A blockchain responds to computations. It develops, adapts, self-regulates, and reproduces in a closed-circuit system like DNA. Therefore, Blockchain technology gains a feature that can meet a theoretical definition of life.
There are a number of functional and structural similarities between the blockchain and DNA, a self-replicating molecule that is the genetic blueprint for all known life. Are you ready for more? Blockchain system has possible advantages in the biological life cycle. A blockchain system can transfer data even more efficiently from biological lineages to new blocks (descendants). These inherited traits are developed to direct their evolution towards each other. Unlike our carbon-based biological lives, technological lifeforms could have a potentially indefinite lifespan in theory and perhaps in the future. Who knows? Self-regulating systems may be on their way to becoming indistinguishable from the biological life we study every day. Artificial intelligence (AI), based on artificial neural networks, coordinates processes the same way a brain does. It is possible to transfer the experience and information gained by artificial intelligence with a cybernetic system with blocks in the digital DNA structure. In this sense, the emergence of blockchain as the new life building block of the modern world is not even sincere.
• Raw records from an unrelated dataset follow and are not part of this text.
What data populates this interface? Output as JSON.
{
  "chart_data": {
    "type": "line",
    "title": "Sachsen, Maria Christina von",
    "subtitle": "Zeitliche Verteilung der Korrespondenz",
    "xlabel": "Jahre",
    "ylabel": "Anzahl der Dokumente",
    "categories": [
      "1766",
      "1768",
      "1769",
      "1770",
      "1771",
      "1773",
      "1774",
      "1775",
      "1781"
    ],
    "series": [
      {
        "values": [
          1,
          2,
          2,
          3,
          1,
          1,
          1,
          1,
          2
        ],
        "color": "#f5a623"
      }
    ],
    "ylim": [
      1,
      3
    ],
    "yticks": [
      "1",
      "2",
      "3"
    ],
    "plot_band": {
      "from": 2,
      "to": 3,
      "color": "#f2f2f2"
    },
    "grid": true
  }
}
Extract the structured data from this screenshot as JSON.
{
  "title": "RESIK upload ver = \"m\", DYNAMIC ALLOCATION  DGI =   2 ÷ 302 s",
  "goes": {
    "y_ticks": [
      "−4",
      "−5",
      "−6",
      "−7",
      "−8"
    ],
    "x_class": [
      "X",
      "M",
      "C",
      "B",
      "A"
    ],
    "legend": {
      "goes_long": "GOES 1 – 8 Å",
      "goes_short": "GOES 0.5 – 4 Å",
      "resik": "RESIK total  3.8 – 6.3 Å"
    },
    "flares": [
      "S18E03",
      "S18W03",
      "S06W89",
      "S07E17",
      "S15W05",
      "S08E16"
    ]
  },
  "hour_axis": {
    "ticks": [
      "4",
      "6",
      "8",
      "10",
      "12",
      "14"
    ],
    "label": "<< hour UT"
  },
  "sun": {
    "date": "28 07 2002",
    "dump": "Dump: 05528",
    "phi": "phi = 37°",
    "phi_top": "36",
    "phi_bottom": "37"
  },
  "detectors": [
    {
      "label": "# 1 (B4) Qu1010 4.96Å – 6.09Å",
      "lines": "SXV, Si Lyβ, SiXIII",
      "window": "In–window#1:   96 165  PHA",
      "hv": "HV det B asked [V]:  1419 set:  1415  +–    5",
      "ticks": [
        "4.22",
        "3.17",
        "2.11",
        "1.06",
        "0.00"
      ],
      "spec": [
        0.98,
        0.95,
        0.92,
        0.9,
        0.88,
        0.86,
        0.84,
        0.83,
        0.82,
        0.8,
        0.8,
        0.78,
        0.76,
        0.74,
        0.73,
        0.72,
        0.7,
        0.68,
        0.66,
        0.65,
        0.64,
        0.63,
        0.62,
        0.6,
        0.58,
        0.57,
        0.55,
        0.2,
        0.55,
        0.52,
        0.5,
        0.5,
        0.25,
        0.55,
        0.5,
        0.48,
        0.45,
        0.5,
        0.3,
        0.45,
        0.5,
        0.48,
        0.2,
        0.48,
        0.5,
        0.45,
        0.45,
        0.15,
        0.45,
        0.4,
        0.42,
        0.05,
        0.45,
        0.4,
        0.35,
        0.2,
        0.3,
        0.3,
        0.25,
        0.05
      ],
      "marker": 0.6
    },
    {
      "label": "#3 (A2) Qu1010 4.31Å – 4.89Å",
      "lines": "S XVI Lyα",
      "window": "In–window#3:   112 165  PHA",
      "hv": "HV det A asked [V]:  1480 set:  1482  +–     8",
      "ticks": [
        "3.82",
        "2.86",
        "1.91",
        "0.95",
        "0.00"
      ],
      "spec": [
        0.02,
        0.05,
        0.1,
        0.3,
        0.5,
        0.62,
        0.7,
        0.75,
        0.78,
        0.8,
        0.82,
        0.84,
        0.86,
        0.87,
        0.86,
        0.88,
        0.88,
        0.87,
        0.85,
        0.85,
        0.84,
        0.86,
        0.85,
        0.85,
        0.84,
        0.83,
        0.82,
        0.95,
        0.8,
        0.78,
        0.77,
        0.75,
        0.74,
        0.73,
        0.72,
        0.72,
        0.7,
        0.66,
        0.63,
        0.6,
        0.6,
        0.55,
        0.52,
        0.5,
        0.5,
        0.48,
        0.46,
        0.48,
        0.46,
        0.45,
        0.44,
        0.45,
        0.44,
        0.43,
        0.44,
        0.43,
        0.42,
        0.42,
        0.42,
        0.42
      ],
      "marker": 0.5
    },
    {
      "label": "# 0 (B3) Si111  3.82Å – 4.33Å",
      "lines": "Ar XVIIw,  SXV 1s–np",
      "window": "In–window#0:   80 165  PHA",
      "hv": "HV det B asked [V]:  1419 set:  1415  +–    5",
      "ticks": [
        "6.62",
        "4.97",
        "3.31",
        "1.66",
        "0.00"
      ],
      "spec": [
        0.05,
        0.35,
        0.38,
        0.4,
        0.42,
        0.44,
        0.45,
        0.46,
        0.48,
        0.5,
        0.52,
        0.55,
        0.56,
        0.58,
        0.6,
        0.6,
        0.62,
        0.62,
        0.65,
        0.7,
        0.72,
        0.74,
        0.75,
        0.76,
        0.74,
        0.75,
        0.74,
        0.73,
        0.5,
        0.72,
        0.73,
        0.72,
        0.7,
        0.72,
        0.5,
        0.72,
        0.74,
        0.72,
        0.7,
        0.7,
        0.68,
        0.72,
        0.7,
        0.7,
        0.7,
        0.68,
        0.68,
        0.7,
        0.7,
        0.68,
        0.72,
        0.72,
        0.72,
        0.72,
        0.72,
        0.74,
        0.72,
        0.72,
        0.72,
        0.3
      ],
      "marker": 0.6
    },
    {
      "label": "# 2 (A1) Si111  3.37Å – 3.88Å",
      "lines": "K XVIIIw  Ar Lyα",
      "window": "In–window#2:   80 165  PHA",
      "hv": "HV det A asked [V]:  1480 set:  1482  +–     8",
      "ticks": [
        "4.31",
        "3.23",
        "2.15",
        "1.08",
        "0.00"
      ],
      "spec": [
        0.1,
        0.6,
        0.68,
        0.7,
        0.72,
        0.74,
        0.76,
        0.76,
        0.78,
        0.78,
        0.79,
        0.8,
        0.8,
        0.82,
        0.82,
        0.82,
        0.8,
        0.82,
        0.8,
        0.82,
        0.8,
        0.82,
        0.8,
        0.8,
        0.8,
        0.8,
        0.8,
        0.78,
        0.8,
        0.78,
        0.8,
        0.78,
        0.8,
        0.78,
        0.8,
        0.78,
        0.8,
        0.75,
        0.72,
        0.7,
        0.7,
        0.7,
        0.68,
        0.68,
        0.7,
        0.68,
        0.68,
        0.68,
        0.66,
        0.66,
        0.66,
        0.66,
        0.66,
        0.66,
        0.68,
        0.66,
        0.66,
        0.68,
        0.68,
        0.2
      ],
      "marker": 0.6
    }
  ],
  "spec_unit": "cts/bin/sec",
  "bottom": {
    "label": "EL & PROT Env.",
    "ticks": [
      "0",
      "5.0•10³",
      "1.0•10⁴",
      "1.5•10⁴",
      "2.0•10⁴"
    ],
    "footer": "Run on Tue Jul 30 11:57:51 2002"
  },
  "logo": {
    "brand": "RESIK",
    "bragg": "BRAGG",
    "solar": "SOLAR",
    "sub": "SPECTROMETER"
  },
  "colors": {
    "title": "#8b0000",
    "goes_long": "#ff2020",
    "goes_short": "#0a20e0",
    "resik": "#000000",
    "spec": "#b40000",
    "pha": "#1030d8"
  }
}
Computing systems share many similarities with biological life forms. Blockchain, in particular, exhibits some characteristics of life and can meet the definition of life, at least in theory. From a computational point of view, there are similarities between the ways DNA and genetics drive evolution and how blockchain nodes drive technological progress. I am not claiming that blockchains are actually alive like a biological cell. But the claim that a “blockchain-based” organism “fits some definition of life” and can surpass biological life in terms of evolutionary adaptation and development terrifies me as well. We argue that blockchain networks follow all widely accepted criteria for biological life, only without the biological part and eventually able to grow and develop just like an organism.
Wasn’t blockchain just for transactions and record keeping? Could it contain enough digital instructions to replicate an artificial intelligence, such as a replica of an entire living organism? When we combine the self-improvement capability of machine learning with the self-protection design of the blockchain, will we then create a digital version of the machine DNA using the blockchain to protect the AI’s we will trust to run our own work? Against the limited storage capability of DNA, does Blockchain’s ability to reach unlimited dimensions, the ability to transfer all acquired characteristics to its offspring (blocks), a programmed death scenario, or the ability to immortality reveal a new and superior DNA model?
These advantages could theoretically allow AI running on such a blockchain to evolve in a way that resembles the randomness of natural selection but with more aspects than it, resulting in the birth of artificial general intelligence that ultimately makes itself smarter.